Query on Solr Caches, OOM Errors and - how q and fq affect Solr Cache memory consumption

2014-10-11 Thread IJ
This question is related to Out of Memory Errors that I am seeing on my Solr
Cloud Setup - I am running Solr 4.5.1.

Here is how my setup looks:
1. Have 6 Solr Tomcat Nodes distributed across 3 Servers - i.e. 2 nodes per
server
2. Each tomcat node has been allocated 2 GB RAM - XmX setting

Have two Collections:
1. UserGroupMappings (2 shards x 3 replicas = 6 Cores)
2. GroupCustomerMappings (2 shards x 3 replicas = 6 Cores)

Each Solr Tomcat Node contains 2 cores - one from each of the 2 collection.
Every Solr Tomcat Node manages a combined index size (from 2 cores) of
approximately 6 GB.

Here is the approximate structure of my Collections (have eliminated some
fields for ease of representation):
1. UserGroupCollection - UserId, CompanyName, GroupName
Each User is affiliated with exactly one company - but could service
multiple Groups

2. GroupCustomerMappings - CustomerId, FirstName, LastName, Address,
CustomerNameAndAddress (Copy Field), GroupName (multi-valued field), Company
Name
A Customer could be affiliated with multiple companies - and within a
company could be affiliated with one or more groups

From my FE - when a user performs a search - he / she is looking for
customers by entering their name or address.
My application performs two queries:

Query 1: Fetch all Groups for current user from UserGroupCollection
q= *:*
fq= UserId:current user id and CompanyName:current user's company
fl = GroupName

Query 2: Search for Customers within groups returned from Query 1
q= CustomerNameAndAddress: user entered search term
fq= CompanyName:current user's company and (GroupName: first groupName
returned by Query 1 OR GroupName: second groupName returned by Query 1 OR
 )
fl = CustomerId, FirstName, LastName, Address

Have been load testing the application with 100 unique users.

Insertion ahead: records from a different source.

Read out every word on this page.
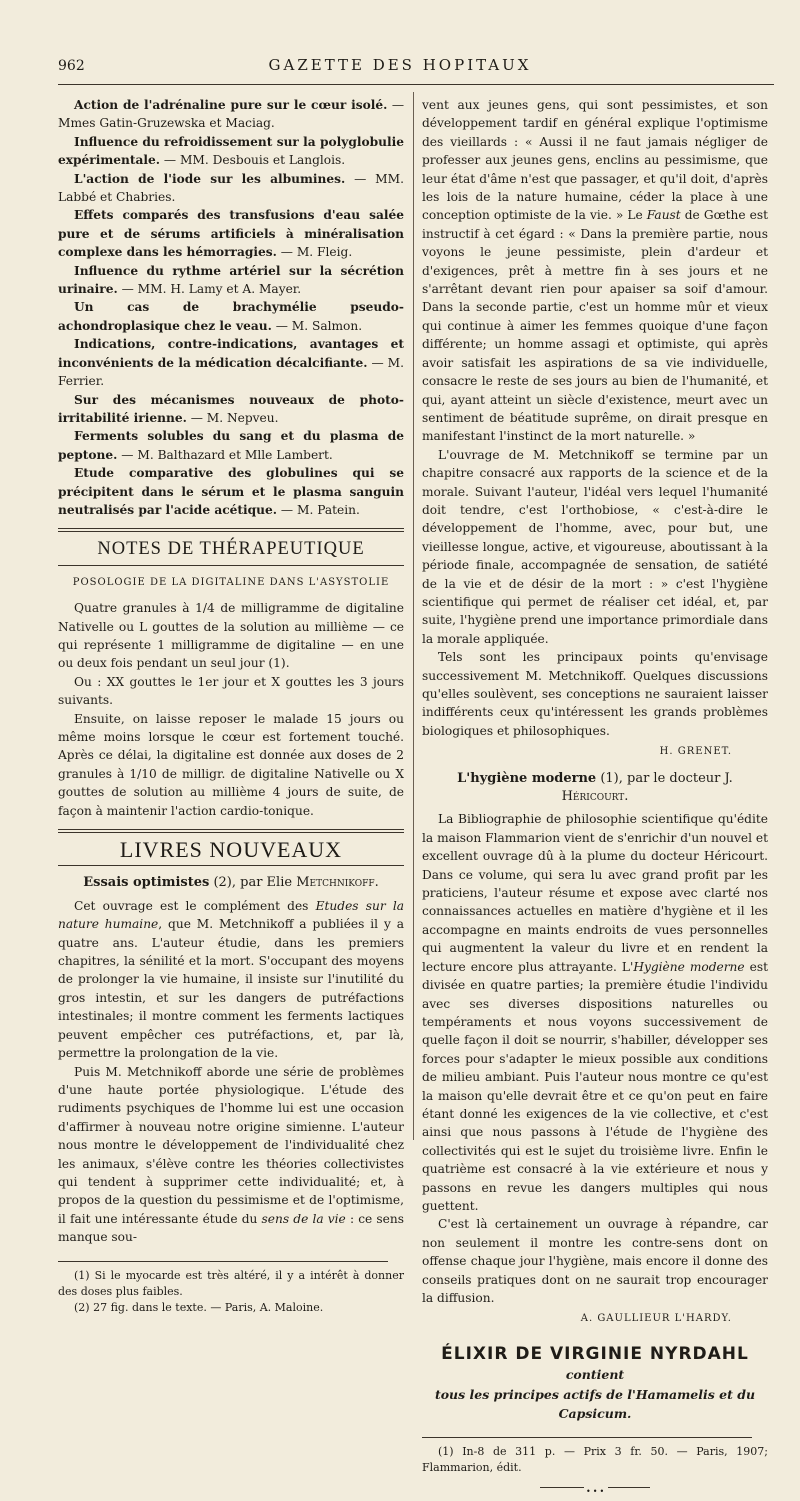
962	GAZETTE DES HOPITAUX

Action de l'adrénaline pure sur le cœur isolé. — Mmes Gatin-Gruzewska et Maciag.

Influence du refroidissement sur la polyglobulie expérimentale. — MM. Desbouis et Langlois.

L'action de l'iode sur les albumines. — MM. Labbé et Chabries.

Effets comparés des transfusions d'eau salée pure et de sérums artificiels à minéralisation complexe dans les hémorragies. — M. Fleig.

Influence du rythme artériel sur la sécrétion urinaire. — MM. H. Lamy et A. Mayer.

Un cas de brachymélie pseudo-achondroplasique chez le veau. — M. Salmon.

Indications, contre-indications, avantages et inconvénients de la médication décalcifiante. — M. Ferrier.

Sur des mécanismes nouveaux de photo-irritabilité irienne. — M. Nepveu.

Ferments solubles du sang et du plasma de peptone. — M. Balthazard et Mlle Lambert.

Etude comparative des globulines qui se précipitent dans le sérum et le plasma sanguin neutralisés par l'acide acétique. — M. Patein.

NOTES DE THÉRAPEUTIQUE
POSOLOGIE DE LA DIGITALINE DANS L'ASYSTOLIE

Quatre granules à 1/4 de milligramme de digitaline Nativelle ou L gouttes de la solution au millième — ce qui représente 1 milligramme de digitaline — en une ou deux fois pendant un seul jour (1).

Ou : XX gouttes le 1er jour et X gouttes les 3 jours suivants.

Ensuite, on laisse reposer le malade 15 jours ou même moins lorsque le cœur est fortement touché. Après ce délai, la digitaline est donnée aux doses de 2 granules à 1/10 de milligr. de digitaline Nativelle ou X gouttes de solution au millième 4 jours de suite, de façon à maintenir l'action cardio-tonique.

LIVRES NOUVEAUX
Essais optimistes (2), par Elie Metchnikoff.

Cet ouvrage est le complément des Etudes sur la nature humaine, que M. Metchnikoff a publiées il y a quatre ans. L'auteur étudie, dans les premiers chapitres, la sénilité et la mort. S'occupant des moyens de prolonger la vie humaine, il insiste sur l'inutilité du gros intestin, et sur les dangers de putréfactions intestinales; il montre comment les ferments lactiques peuvent empêcher ces putréfactions, et, par là, permettre la prolongation de la vie.

Puis M. Metchnikoff aborde une série de problèmes d'une haute portée physiologique. L'étude des rudiments psychiques de l'homme lui est une occasion d'affirmer à nouveau notre origine simienne. L'auteur nous montre le développement de l'individualité chez les animaux, s'élève contre les théories collectivistes qui tendent à supprimer cette individualité; et, à propos de la question du pessimisme et de l'optimisme, il fait une intéressante étude du sens de la vie : ce sens manque sou-

(1) Si le myocarde est très altéré, il y a intérêt à donner des doses plus faibles.

(2) 27 fig. dans le texte. — Paris, A. Maloine.

vent aux jeunes gens, qui sont pessimistes, et son développement tardif en général explique l'optimisme des vieillards : « Aussi il ne faut jamais négliger de professer aux jeunes gens, enclins au pessimisme, que leur état d'âme n'est que passager, et qu'il doit, d'après les lois de la nature humaine, céder la place à une conception optimiste de la vie. » Le Faust de Gœthe est instructif à cet égard : « Dans la première partie, nous voyons le jeune pessimiste, plein d'ardeur et d'exigences, prêt à mettre fin à ses jours et ne s'arrêtant devant rien pour apaiser sa soif d'amour. Dans la seconde partie, c'est un homme mûr et vieux qui continue à aimer les femmes quoique d'une façon différente; un homme assagi et optimiste, qui après avoir satisfait les aspirations de sa vie individuelle, consacre le reste de ses jours au bien de l'humanité, et qui, ayant atteint un siècle d'existence, meurt avec un sentiment de béatitude suprême, on dirait presque en manifestant l'instinct de la mort naturelle. »

L'ouvrage de M. Metchnikoff se termine par un chapitre consacré aux rapports de la science et de la morale. Suivant l'auteur, l'idéal vers lequel l'humanité doit tendre, c'est l'orthobiose, « c'est-à-dire le développement de l'homme, avec, pour but, une vieillesse longue, active, et vigoureuse, aboutissant à la période finale, accompagnée de sensation, de satiété de la vie et de désir de la mort : » c'est l'hygiène scientifique qui permet de réaliser cet idéal, et, par suite, l'hygiène prend une importance primordiale dans la morale appliquée.

Tels sont les principaux points qu'envisage successivement M. Metchnikoff. Quelques discussions qu'elles soulèvent, ses conceptions ne sauraient laisser indifférents ceux qu'intéressent les grands problèmes biologiques et philosophiques.

H. GRENET.
L'hygiène moderne (1), par le docteur J. Héricourt.

La Bibliographie de philosophie scientifique qu'édite la maison Flammarion vient de s'enrichir d'un nouvel et excellent ouvrage dû à la plume du docteur Héricourt. Dans ce volume, qui sera lu avec grand profit par les praticiens, l'auteur résume et expose avec clarté nos connaissances actuelles en matière d'hygiène et il les accompagne en maints endroits de vues personnelles qui augmentent la valeur du livre et en rendent la lecture encore plus attrayante. L'Hygiène moderne est divisée en quatre parties; la première étudie l'individu avec ses diverses dispositions naturelles ou tempéraments et nous voyons successivement de quelle façon il doit se nourrir, s'habiller, développer ses forces pour s'adapter le mieux possible aux conditions de milieu ambiant. Puis l'auteur nous montre ce qu'est la maison qu'elle devrait être et ce qu'on peut en faire étant donné les exigences de la vie collective, et c'est ainsi que nous passons à l'étude de l'hygiène des collectivités qui est le sujet du troisième livre. Enfin le quatrième est consacré à la vie extérieure et nous y passons en revue les dangers multiples qui nous guettent.

C'est là certainement un ouvrage à répandre, car non seulement il montre les contre-sens dont on offense chaque jour l'hygiène, mais encore il donne des conseils pratiques dont on ne saurait trop encourager la diffusion.

A. GAULLIEUR L'HARDY.
ÉLIXIR DE VIRGINIE NYRDAHL contient
tous les principes actifs de l'Hamamelis et du Capsicum.

(1) In-8 de 311 p. — Prix 3 fr. 50. — Paris, 1907; Flammarion, édit.

•••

Have been
noticing that every now and then some of my nodes run out of Memory.

Did some research on the net and came across this article -
http://teaspoon-consulting.com/articles/solr-cache-tuning.html - that
explains the structure of the query cache, filter cache and document cache.
In specific it states that:
1. Each entry in the Query Cache holds an array of integers containing
DocIds that are returned as part of the search results.
2. Each entry in the Filter Cache holds an array of bits, and the size of
the array equals the total number of documents in the current core (this was
a real eye opener - points at the fact that the memory requirements of this
cache increases for larger indices)

Based on the above information should I consider Query 1 to something as
follows:
Query 1 (Modified)
q= UserId:current user id and CompanyName:current user's company
fl = GroupName

Basically, I have gotten rid of the fq completely and put the query
parameters in the q. I am doing this because I know that Each User in my
system manages a max of 50 Groups - which means a max of 50 Doc Ids
(integers) in each query cache entry - as compared to 500,000 bits per
filter cache entry - which is a lot more memory.

I get the feeling that the original Query 1 is probably the semantically
right solution (also I dont care about scoring for Query 1 - since its just
a data fetch than a search) - but modified Query 1 will be much more
performant. Is this a correct decision that I am making on Query 1 ?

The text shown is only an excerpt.